Je suis lectrice aussi parce que je me sens bien parmi les livres. Ca a commencé gamine Après Rémi et Colette, au CP, dont j'apprenais les phrases par coeur, j'en suis venue à la bibliothèque rose, puis à la bibliothèque verte. Je passais du bon temps avec Les six compagnons, Alice détective, un peu moins Le club des cinq, mais le lisais quand même. Les mémoires d'un âne me faisaient pleurer à chaque fois, Cadichon était comme un frère, alors que Les malheurs de Sophie et autres Petites filles modèles, ça m'a toujours agacée, Camille et Madeleine dans leur perfection plastique et comportementale, et Sophie tellement pénible.

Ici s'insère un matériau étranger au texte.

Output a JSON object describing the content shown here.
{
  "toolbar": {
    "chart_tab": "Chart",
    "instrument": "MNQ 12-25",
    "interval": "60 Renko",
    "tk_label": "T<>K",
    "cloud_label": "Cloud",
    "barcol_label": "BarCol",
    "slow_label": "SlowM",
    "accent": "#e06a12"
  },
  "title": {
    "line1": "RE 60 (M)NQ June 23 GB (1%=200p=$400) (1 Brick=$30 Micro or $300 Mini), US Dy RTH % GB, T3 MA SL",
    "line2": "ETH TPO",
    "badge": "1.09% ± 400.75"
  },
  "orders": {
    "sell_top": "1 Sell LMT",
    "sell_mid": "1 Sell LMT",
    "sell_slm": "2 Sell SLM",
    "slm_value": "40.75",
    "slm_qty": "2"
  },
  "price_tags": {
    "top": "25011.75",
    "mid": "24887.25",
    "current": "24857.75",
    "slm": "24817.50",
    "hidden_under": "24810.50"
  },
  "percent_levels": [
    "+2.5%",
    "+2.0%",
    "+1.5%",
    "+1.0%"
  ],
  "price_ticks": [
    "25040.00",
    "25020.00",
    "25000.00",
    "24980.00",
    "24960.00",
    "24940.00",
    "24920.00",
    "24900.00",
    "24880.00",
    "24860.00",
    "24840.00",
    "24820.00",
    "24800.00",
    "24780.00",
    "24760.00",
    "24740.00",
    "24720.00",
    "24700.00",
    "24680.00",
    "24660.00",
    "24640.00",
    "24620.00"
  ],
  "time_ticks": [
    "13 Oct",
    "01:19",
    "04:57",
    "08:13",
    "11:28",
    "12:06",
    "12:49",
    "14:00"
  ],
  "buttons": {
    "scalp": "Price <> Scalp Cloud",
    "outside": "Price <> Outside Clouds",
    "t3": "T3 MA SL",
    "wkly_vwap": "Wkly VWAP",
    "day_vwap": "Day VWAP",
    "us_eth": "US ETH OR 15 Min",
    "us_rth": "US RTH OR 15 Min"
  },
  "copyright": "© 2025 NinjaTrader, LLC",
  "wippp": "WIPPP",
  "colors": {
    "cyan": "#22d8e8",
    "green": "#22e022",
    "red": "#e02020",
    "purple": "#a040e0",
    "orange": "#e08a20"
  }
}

David CopperfieldUn peu plus tard, j'ai lu beaucoup de la bibliothèque Rouge et Or (c'est là que j'ai rencontré pour la première fois Robinson et Vendredi). Mais mon préféré, illustré avec des gravures à l'encre de Chine effrayantes, comme les autres volumes de la collection, était David Copperfield. Je subissais avec David la perte de la mère, la tyrannie de l'affreux beau-père, la fin de l'enfance... désespoir... et j'attendais avec impatience le rayon de soleil, quand il rencontrerait M. Micawber (celui qui lui disait, en substance, si tu as 20 shillings et que tu dépenses 19 shillings et 90 pence, il ne t'arrivera rien. Mais si tu dépenses 20 shillings et 10 pence, tu es perdu). Et encore plus, je me languissais du moment où  David retrouverait sa tante (une maniaque qui repliait et rangeait tout soigneusement après utilisation, mais qui était aimante, au fond). Comme c'était bon que mon héros ait une nouvelle maison, un refuge, un avenir. Des bonnes larmes, cette lecture, c'était comme traverser la vie en accéléré, les joies, les duretés, le rejet, l'affection, le soulagement.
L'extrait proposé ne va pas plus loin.